Problems of ejaculation are common occurrences in the sexual life of men. This week we will discuss premature ejaculation. It occurs when a man ejaculates shortly after intercourse begins.
At least a third of men surveyed in the United States in a 1999 report at least one incidence of premature ejaculation in the previous year. It may well be the most common male sexual problem. It occurs in men who are sexually inexperienced and also among those in sexual partnerships for many years.
Orgasm and ejaculation
Ejaculation is distinct from orgasm in men. While ejaculation describes the release of semen, orgasm is the subjective, pleasurable sensations which occur before ejaculation.
Before a boy reaches puberty, he can experience orgasm but does not ejaculate because the male organs are still immature. After several ejaculations, young men can experience orgasms without ejaculations during intercourse.
So, premature ejaculation becomes a non-issue for men who are concerned only with their own orgasms. In fact, in some cultures, it is considered very masculine to ejaculate very quickly.
Why does premature ejaculation occur?
Men are capable of orgasm within two minutes of initial stimulation while women usually require about eight minutes. It is, therefore, ‘normal’ for young, inexperienced men to ejaculate before their partners have reached orgasm. To achieve mutual satisfaction, men have to be able to time their ejaculation. Overanxiety will cause premature ejaculation in any relationship. Afterwards, the penis goes down and will not respond immediately to stimulation during the normal refractory period.

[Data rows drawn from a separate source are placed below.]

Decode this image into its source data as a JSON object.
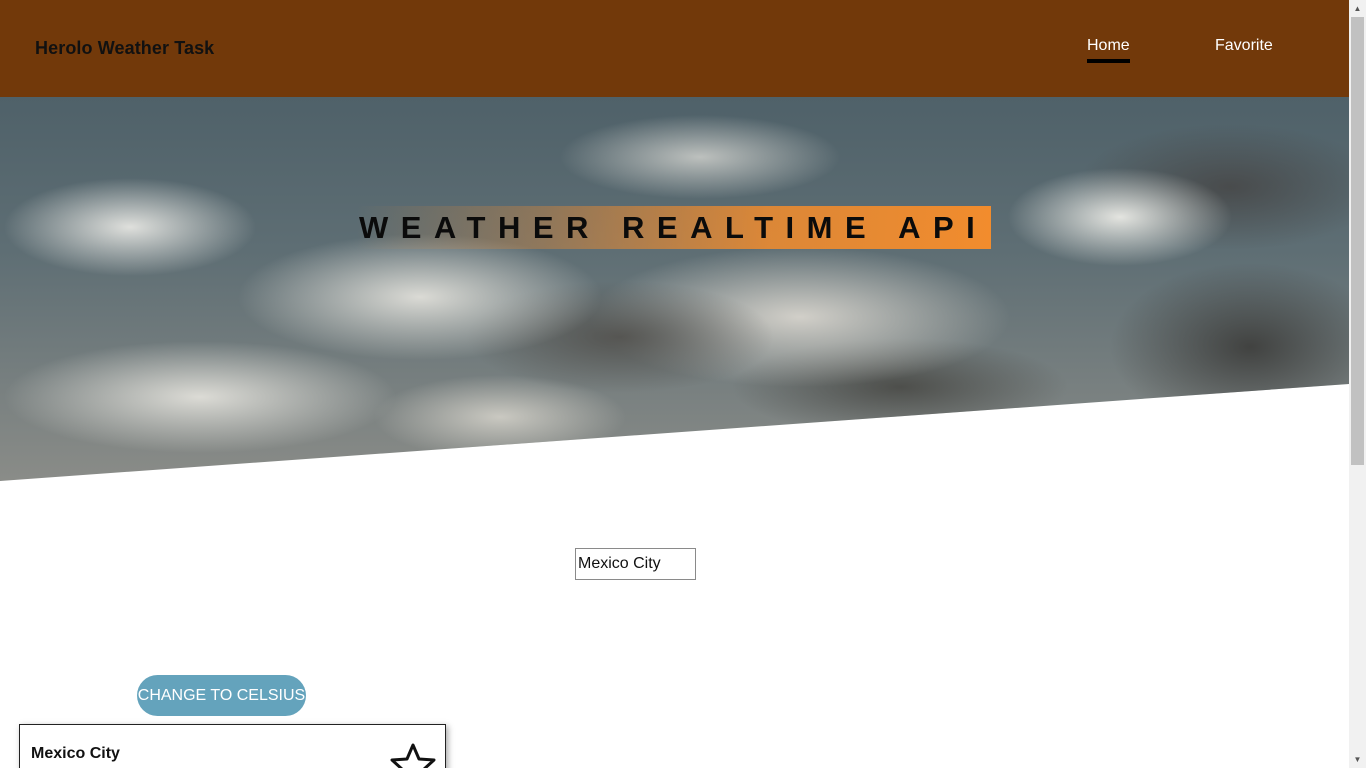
{
  "header": {
    "brand": "Herolo Weather Task",
    "nav": {
      "home": "Home",
      "favorite": "Favorite"
    },
    "background_color": "#72390a"
  },
  "hero": {
    "title": "WEATHER REALTIME API",
    "highlight_color": "#f28c2d"
  },
  "search": {
    "value": "Mexico City"
  },
  "toggle_button": {
    "label": "CHANGE TO CELSIUS",
    "color": "#64a3bc"
  },
  "weather_card": {
    "city": "Mexico City",
    "favorite_icon": "star-outline-icon"
  }
}
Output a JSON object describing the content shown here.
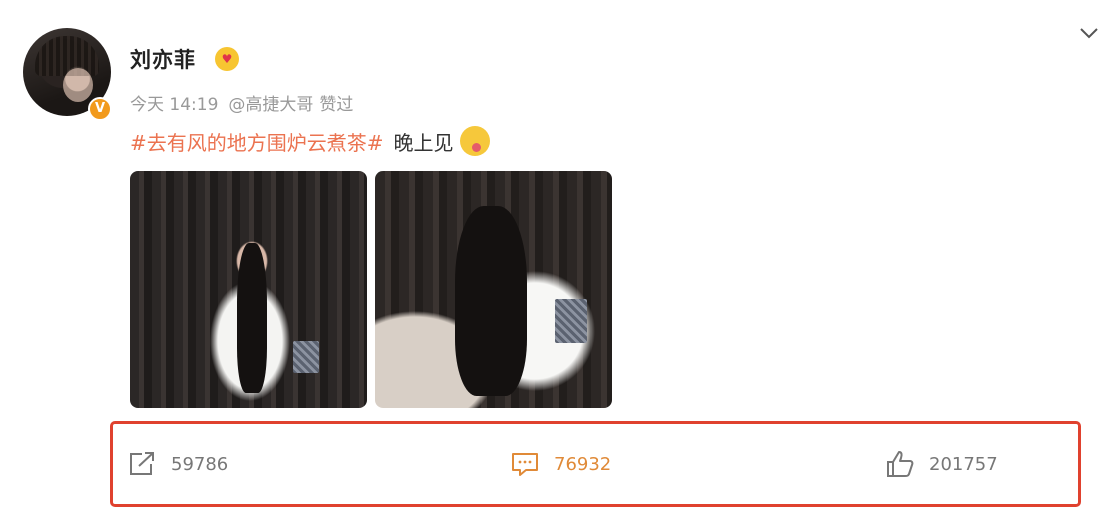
{
  "post": {
    "author": {
      "name": "刘亦菲",
      "verified_badge": "V"
    },
    "meta": {
      "time": "今天 14:19",
      "mention": "@高捷大哥",
      "liked_label": "赞过"
    },
    "content": {
      "hashtag": "#去有风的地方围炉云煮茶#",
      "text": "晚上见"
    },
    "images": [
      "photo-1",
      "photo-2"
    ],
    "actions": {
      "repost": {
        "count": "59786",
        "icon": "share-icon"
      },
      "comment": {
        "count": "76932",
        "icon": "comment-icon"
      },
      "like": {
        "count": "201757",
        "icon": "thumbs-up-icon"
      }
    }
  },
  "colors": {
    "hashtag": "#eb7350",
    "highlight_border": "#e0412e",
    "comment_active": "#e08a38",
    "verified": "#f29a1c"
  }
}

Premature ejaculation becomes a problem only when there is the persistent and recurrent absence of reasonable voluntary control of ejaculation. It is generally believed to be caused by psychological factors. Men may have had early sexual experiences where they hurried through intercourse. Sometimes, premature ejaculation presents many years into a relationship and may represent interpersonal problems in the relationship. Premature ejaculation results in disappointment, frustration and ultimately loss of self-esteem.
Treatment is twofold – medications that delay ejaculation and counselling. Pharmacological agents that may be used to delay ejaculation include antidepressants and benzodiazepine anxiolytics. These are useful in the short term.
Open discussion between partners with or without the help of a therapist may resolve the problem. They can be taught simple behavioural techniques to help them manage the problem. First, the frustration of the couple is reduced by teaching them sensate-focus exercises.
These exercises teach the man not to hurry during sexual relations. Then the couple is taught to manually stimulate the penis until the man is close to orgasm. They cease stimulation whenever the man feels ejaculation is imminent. This stop-start technique is repeated several times. In another technique, the man can ask his partner to squeeze his penis firmly behind the glans whenever ejaculation seems close at hand.
Both stop-start and squeeze techniques teach the man to delay ejaculation. Eventually, the man learns to change his thoughts and mental pictures when ejaculation is imminent and thus prolong intercourse.